Melihat 1 tulisan (dari total 1)
  • Penulis
    Tulisan-tulisan
  • #8264
    arthurcarl74
    Peserta

    berbagai inovasi digital yang hadir di era industri 4.0, seperti internet of things (IoT), big data analytics, location detection technologies, 3D printing, smart sensor, serta multilevel customer interaction, diprediksi akan membentuk tren otomatisasi pada global kerja.

    Hal tadi dikatakan Dosen Fakultas Ilmu Sosial serta Politik Universitas Gadjah Mada (Fisipol UGM) Bevaola Kusumasari saat menjadi pembicara dalam webinar bertajuk “Tren Pekerjaan di Era Digital”, Senin (19/7/02021).

    Menyambut perubahan tersebut, Bevaola mengajak setiap warga untuk pandai serta jeli dalam memanfaatkan teknologi digital buat menangkap peluang usaha baru.

    pada sisi lain, Direktur sentra Studi Kebijakan serta Manajemen Publik Universitas Katolik Parahyangan Tutik Rachmawati yg juga sebagai narasumber webinar menambahkan, terdapat baiknya pegiat teknologi berfokus pada pengembangan artificial intelligence (AI) atau kecerdasan buatan.

    Pasalnya, istilah Tutik, AI diprediksi akan menggantikan pekerja yang membutuhkan intuisi, mirip chef, psikolog, bankir, serta advokat, pada 2050.

    “(menggunakan begitu), jenis pekerjaan baru (akan muncul) pada masa depan, seperti data analyst, product designers and creators of commercial content health care asistant, digital security guard, hingga robot maintenance,” terangnya pada rilis yg diterima Kompas.com, Rabu (21/7/2021).

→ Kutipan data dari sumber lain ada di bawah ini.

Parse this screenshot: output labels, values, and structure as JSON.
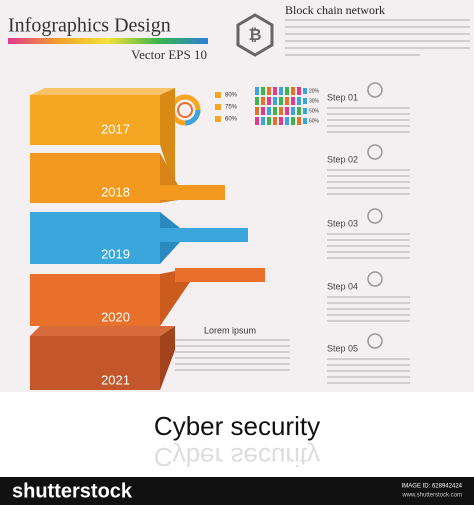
{
  "header": {
    "title": "Infographics Design",
    "subtitle": "Vector  EPS 10",
    "network_title": "Block chain network"
  },
  "years": [
    "2017",
    "2018",
    "2019",
    "2020",
    "2021"
  ],
  "steps": [
    "Step 01",
    "Step 02",
    "Step 03",
    "Step 04",
    "Step 05"
  ],
  "donut_labels": [
    "80%",
    "75%",
    "60%"
  ],
  "people_labels": [
    "20%",
    "30%",
    "50%",
    "60%"
  ],
  "lorem_title": "Lorem ipsum",
  "footer": {
    "title": "Cyber security",
    "brand": "shutterstock",
    "image_id": "IMAGE ID: 628942424",
    "site": "www.shutterstock.com"
  }
}
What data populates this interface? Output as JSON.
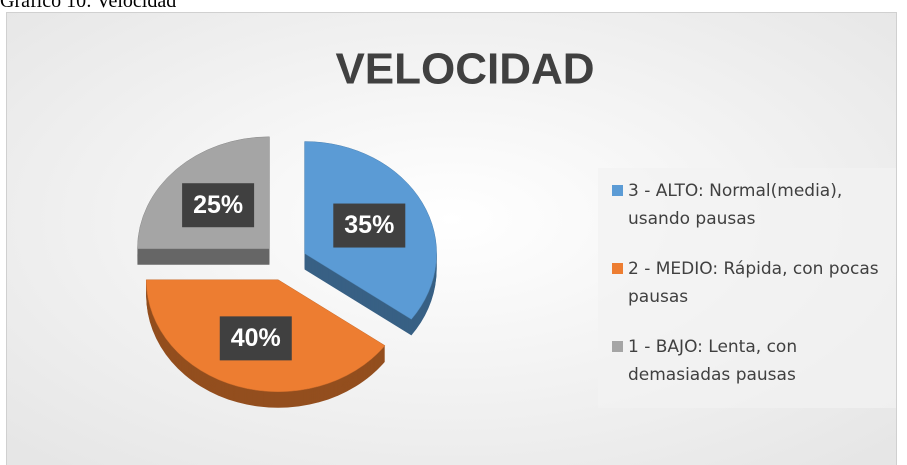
{
  "caption": "Gráfico 10: Velocidad",
  "chart_data": {
    "type": "pie",
    "title": "VELOCIDAD",
    "categories": [
      "3 - ALTO:  Normal(media), usando pausas",
      "2 - MEDIO: Rápida, con pocas pausas",
      "1 - BAJO:  Lenta, con demasiadas pausas"
    ],
    "values": [
      35,
      40,
      25
    ],
    "value_labels": [
      "35%",
      "40%",
      "25%"
    ],
    "colors": [
      "#5b9bd5",
      "#ed7d31",
      "#a5a5a5"
    ],
    "legend": "right"
  }
}
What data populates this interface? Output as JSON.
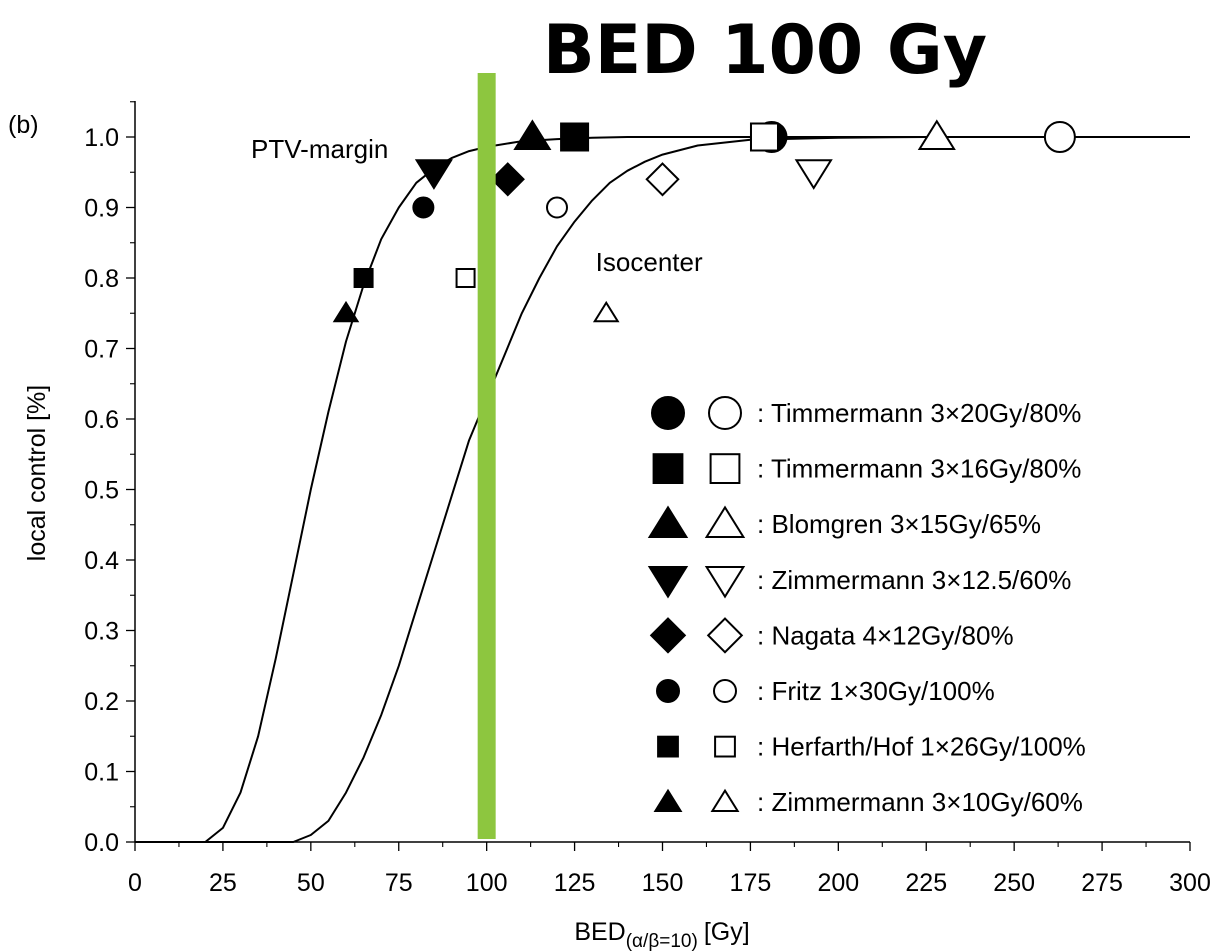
{
  "headline": "BED 100 Gy",
  "panel_label": "(b)",
  "chart_data": {
    "type": "scatter",
    "xlabel_main": "BED",
    "xlabel_sub": "(α/β=10)",
    "xlabel_unit": "[Gy]",
    "ylabel": "local control [%]",
    "xlim": [
      0,
      300
    ],
    "ylim": [
      0,
      1.05
    ],
    "x_ticks": [
      "0",
      "25",
      "50",
      "75",
      "100",
      "125",
      "150",
      "175",
      "200",
      "225",
      "250",
      "275",
      "300"
    ],
    "y_ticks": [
      "0.0",
      "0.1",
      "0.2",
      "0.3",
      "0.4",
      "0.5",
      "0.6",
      "0.7",
      "0.8",
      "0.9",
      "1.0"
    ],
    "grid": false,
    "annotations": [
      {
        "text": "PTV-margin",
        "x": 33,
        "y": 0.97
      },
      {
        "text": "Isocenter",
        "x": 131,
        "y": 0.81
      }
    ],
    "reference_line": {
      "x": 100,
      "color": "#8dc63f"
    },
    "curves": [
      {
        "label": "PTV-margin",
        "x": [
          0,
          20,
          25,
          30,
          35,
          40,
          45,
          50,
          55,
          60,
          65,
          70,
          75,
          80,
          85,
          90,
          95,
          100,
          110,
          120,
          130,
          140,
          150,
          175,
          200,
          225,
          250,
          275,
          300
        ],
        "y": [
          0.0,
          0.0,
          0.02,
          0.07,
          0.15,
          0.26,
          0.38,
          0.5,
          0.61,
          0.71,
          0.79,
          0.855,
          0.9,
          0.935,
          0.955,
          0.97,
          0.98,
          0.986,
          0.994,
          0.997,
          0.999,
          1.0,
          1.0,
          1.0,
          1.0,
          1.0,
          1.0,
          1.0,
          1.0
        ]
      },
      {
        "label": "Isocenter",
        "x": [
          0,
          45,
          50,
          55,
          60,
          65,
          70,
          75,
          80,
          85,
          90,
          95,
          100,
          105,
          110,
          115,
          120,
          125,
          130,
          135,
          140,
          145,
          150,
          160,
          175,
          200,
          225,
          250,
          275,
          300
        ],
        "y": [
          0.0,
          0.0,
          0.01,
          0.03,
          0.07,
          0.12,
          0.18,
          0.25,
          0.33,
          0.41,
          0.49,
          0.57,
          0.63,
          0.69,
          0.75,
          0.8,
          0.845,
          0.88,
          0.91,
          0.935,
          0.952,
          0.965,
          0.975,
          0.988,
          0.996,
          0.999,
          1.0,
          1.0,
          1.0,
          1.0
        ]
      }
    ],
    "series": [
      {
        "name": "Timmermann 3×20Gy/80%",
        "marker": "circle",
        "size": "large",
        "filled_point": {
          "x": 181,
          "y": 1.0
        },
        "open_point": {
          "x": 263,
          "y": 1.0
        }
      },
      {
        "name": "Timmermann 3×16Gy/80%",
        "marker": "square",
        "size": "large",
        "filled_point": {
          "x": 125,
          "y": 1.0
        },
        "open_point": {
          "x": 179,
          "y": 1.0
        }
      },
      {
        "name": "Blomgren 3×15Gy/65%",
        "marker": "triangle-up",
        "size": "large",
        "filled_point": {
          "x": 113,
          "y": 1.0
        },
        "open_point": {
          "x": 228,
          "y": 1.0
        }
      },
      {
        "name": "Zimmermann 3×12.5/60%",
        "marker": "triangle-down",
        "size": "large",
        "filled_point": {
          "x": 85,
          "y": 0.95
        },
        "open_point": {
          "x": 193,
          "y": 0.95
        }
      },
      {
        "name": "Nagata 4×12Gy/80%",
        "marker": "diamond",
        "size": "large",
        "filled_point": {
          "x": 106,
          "y": 0.94
        },
        "open_point": {
          "x": 150,
          "y": 0.94
        }
      },
      {
        "name": "Fritz 1×30Gy/100%",
        "marker": "circle",
        "size": "small",
        "filled_point": {
          "x": 82,
          "y": 0.9
        },
        "open_point": {
          "x": 120,
          "y": 0.9
        }
      },
      {
        "name": "Herfarth/Hof 1×26Gy/100%",
        "marker": "square",
        "size": "small",
        "filled_point": {
          "x": 65,
          "y": 0.8
        },
        "open_point": {
          "x": 94,
          "y": 0.8
        }
      },
      {
        "name": "Zimmermann 3×10Gy/60%",
        "marker": "triangle-up",
        "size": "small",
        "filled_point": {
          "x": 60,
          "y": 0.75
        },
        "open_point": {
          "x": 134,
          "y": 0.75
        }
      }
    ],
    "legend_position": "bottom-right",
    "legend_separator": ":"
  }
}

    Selain dua nama di atas, webinar tadi pula dihadiri sejumlah narasumber ahli berasal berbagai kalangan, mirip dosen Magister Ilmu hukum Universitas Ngurah Rai Putu Eka Trisna Dewi, serta comic artist sekaligus ilustrator Muhammad Iqbal.

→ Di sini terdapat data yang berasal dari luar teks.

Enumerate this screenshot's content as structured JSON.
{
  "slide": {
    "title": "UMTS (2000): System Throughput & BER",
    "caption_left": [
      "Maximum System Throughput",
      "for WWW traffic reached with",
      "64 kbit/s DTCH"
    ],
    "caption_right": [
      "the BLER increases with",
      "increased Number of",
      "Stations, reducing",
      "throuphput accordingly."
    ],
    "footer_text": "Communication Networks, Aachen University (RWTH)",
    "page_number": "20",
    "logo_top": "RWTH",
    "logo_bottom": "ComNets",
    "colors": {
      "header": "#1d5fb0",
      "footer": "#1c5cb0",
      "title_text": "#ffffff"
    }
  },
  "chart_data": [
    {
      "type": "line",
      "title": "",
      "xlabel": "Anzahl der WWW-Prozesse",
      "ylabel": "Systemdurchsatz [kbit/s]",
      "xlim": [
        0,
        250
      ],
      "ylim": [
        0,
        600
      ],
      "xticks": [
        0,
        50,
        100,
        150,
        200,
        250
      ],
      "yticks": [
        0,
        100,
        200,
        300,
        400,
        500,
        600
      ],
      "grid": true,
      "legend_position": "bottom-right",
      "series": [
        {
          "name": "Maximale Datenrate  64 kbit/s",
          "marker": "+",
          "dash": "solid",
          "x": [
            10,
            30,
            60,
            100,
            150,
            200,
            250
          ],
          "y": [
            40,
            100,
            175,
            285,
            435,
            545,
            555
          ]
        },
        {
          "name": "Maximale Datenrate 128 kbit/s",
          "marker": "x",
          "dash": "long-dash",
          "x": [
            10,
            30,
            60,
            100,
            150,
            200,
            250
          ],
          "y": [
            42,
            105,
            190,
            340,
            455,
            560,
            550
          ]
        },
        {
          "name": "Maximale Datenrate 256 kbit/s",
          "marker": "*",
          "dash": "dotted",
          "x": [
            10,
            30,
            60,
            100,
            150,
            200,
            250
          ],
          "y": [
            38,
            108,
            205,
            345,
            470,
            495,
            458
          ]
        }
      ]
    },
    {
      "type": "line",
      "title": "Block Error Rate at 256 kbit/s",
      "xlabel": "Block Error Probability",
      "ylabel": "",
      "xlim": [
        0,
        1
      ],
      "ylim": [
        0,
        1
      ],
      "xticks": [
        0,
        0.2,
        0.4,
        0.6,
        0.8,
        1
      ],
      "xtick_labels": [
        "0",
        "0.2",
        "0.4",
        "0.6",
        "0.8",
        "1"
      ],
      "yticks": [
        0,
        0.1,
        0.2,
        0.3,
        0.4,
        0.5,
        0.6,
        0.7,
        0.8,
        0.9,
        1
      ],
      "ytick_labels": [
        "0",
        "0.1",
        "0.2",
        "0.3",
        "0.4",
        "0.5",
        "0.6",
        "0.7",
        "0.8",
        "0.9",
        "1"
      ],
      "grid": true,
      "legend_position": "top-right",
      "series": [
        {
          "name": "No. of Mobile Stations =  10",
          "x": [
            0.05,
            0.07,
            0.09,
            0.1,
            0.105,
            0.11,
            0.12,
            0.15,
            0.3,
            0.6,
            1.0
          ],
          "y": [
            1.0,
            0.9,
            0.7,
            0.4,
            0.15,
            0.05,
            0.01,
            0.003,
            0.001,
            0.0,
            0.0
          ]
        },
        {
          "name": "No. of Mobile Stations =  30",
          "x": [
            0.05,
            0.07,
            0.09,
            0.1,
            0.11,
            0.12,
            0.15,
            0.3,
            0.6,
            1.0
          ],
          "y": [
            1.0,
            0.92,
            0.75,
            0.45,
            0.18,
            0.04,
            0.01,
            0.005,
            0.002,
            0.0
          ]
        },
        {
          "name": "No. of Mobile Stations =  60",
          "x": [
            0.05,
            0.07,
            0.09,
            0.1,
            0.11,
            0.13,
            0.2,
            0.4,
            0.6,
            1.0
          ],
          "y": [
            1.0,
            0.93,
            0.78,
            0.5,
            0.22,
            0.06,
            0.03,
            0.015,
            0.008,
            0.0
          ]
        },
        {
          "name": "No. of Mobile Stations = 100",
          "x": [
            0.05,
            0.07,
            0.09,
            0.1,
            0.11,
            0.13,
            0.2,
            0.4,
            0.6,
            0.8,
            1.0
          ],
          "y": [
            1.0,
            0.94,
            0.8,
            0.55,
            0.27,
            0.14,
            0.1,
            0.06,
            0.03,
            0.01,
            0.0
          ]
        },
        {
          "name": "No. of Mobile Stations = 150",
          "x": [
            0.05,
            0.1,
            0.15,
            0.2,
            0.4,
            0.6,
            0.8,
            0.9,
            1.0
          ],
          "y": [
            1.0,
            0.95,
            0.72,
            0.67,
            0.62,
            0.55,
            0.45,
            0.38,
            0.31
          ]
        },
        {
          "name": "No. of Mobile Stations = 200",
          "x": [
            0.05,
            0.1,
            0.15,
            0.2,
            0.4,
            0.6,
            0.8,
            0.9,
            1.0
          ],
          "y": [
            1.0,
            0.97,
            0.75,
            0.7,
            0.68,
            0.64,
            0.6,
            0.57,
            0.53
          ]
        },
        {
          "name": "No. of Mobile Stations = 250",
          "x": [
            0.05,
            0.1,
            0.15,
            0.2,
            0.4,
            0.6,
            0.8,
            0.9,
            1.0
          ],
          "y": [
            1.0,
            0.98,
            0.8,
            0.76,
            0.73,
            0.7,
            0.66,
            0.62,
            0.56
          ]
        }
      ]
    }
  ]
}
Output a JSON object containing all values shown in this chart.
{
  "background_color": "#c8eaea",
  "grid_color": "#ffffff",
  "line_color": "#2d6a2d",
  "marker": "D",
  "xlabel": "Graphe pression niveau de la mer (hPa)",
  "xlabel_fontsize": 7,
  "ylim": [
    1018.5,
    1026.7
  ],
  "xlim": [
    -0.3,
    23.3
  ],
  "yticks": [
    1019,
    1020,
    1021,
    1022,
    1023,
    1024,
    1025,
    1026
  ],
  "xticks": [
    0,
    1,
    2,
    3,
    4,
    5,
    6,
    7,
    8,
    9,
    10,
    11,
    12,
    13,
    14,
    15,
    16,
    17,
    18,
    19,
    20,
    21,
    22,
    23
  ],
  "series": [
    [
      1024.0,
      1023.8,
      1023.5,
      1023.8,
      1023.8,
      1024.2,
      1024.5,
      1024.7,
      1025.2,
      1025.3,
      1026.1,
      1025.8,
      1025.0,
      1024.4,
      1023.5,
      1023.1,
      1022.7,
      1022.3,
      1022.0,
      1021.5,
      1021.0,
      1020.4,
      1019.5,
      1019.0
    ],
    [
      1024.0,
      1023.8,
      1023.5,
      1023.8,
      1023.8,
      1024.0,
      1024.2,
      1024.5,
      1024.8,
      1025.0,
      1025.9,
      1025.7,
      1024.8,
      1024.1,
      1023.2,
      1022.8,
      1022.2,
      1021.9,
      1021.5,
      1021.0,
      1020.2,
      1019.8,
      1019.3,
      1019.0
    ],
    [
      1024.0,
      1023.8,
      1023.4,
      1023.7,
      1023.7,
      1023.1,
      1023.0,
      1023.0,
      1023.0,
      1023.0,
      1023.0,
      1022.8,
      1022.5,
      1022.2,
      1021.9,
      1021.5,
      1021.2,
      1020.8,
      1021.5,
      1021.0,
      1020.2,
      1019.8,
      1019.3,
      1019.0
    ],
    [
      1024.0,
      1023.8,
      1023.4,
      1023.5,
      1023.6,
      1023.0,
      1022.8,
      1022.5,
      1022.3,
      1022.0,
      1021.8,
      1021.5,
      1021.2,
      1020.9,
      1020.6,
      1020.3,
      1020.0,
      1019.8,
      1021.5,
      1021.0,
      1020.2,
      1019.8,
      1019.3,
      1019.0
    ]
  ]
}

    Perkembangan teknologi lahirkan profesi kreator konten

    Selain membentuk otomatisasi, perkembangan teknologi digital jua melahirkan profesi kreator konten pada berbagai platform media umum.

    Iqbal mengatakan, media sosial tiket masuk dufan ketika ini tidak sekadar wadah buat mengunggah foto atau video pribadi. Platform tersebut bisa menjadi media buat menyimpan portofolio profesional.

    “global kerja terimbas pandemi dan terjadi pengungsian digital. kini , media umum jua dapat digunakan menjadi platform profesional, seperti Myspace.

    Selain itu, Iqbal melihat bahwa pergeseran digital yang terjadi selama pandemi memicu peningkatan jumlah pekerja lepas. Hal ini terbukti asal munculnya banyak sekali platform freelancer. Sebut saja Fiver, Flexjobs, serta Dribble.

    Bagi pengguna media sosial yang tertarik menjadi kreator konten, Iqbal menyarankan agar membuat perencanaan terlebih dahulu.

    “dalam mengelola media sosial, pengguna perlu merencanakan seberapa seringkali menghasilkan postingan. lalu, prioritaskan di muatan (isi konten), bukan sekadar tampilan. Komunikasi (atau buat caption) yg lebih manusiawi,” jelasnya.

    Terkait hal tersebut, Bevaola kembali mengatakan, penguasaan teknologi digital ditambah aspek kreativitas merupaka kunci sukses untuk menjadi konten kreator. Menurutnya, konten digital harus memenuhi aspek inspiratif, edukatif, serta informatif, dan menghibur.

    “Para pelaku industri maupun generasi muda perlu memperluas wawasan serta mengasah keterampilan sebagai akibatnya dapat membuat konten yang indah, menarik dan memiliki nilai jual,” terangnya.

    menjadi isu, webinar bertajuk “Tren Pekerjaan di Era Digital” artinya galat satu rangkaian webinar Indonesia #MakinCakapDigital yang digelar Kementerian Komunikasi serta gosip (Kemenkominfo) beserta Japelidi, dan Siberkreasi Gerakan Nasional Literasi Digital.

    acara yang terselenggara pada Tangerang, Banten itu adalah upaya Kemenkominfo pada menyosialisasikan Seri Modul Literasi Digital, bagian dari acara Literasi Digital Nasional yg diinisiasi pemerintah.

    Adapun acara Literasi Digital Nasional bertujuan memperkuat kecakapan rakyat pada menggunakan teknologi serta media digital secara komprehensif.

    ada empat tema besar yg dibahas dalam Seri Modul Literasi Digital, yaitu Cakap Bermedia Digital, Budaya Bermedia Digital, Etis Bermedia Digital, dan safety Bermedia Digital.

    Webinar Indonesia #MakinCakapDigital mempunyai sasaran 12,lima juta partisipan. karena itu, Kemenkominfo mengharapkan keikutsertaan semua elemen masyarakat agar literasi digital bisa terwujud di Indonesia.

Melihat 1 tulisan (dari total 1)
  • Anda harus log masuk untuk membalas topik ini.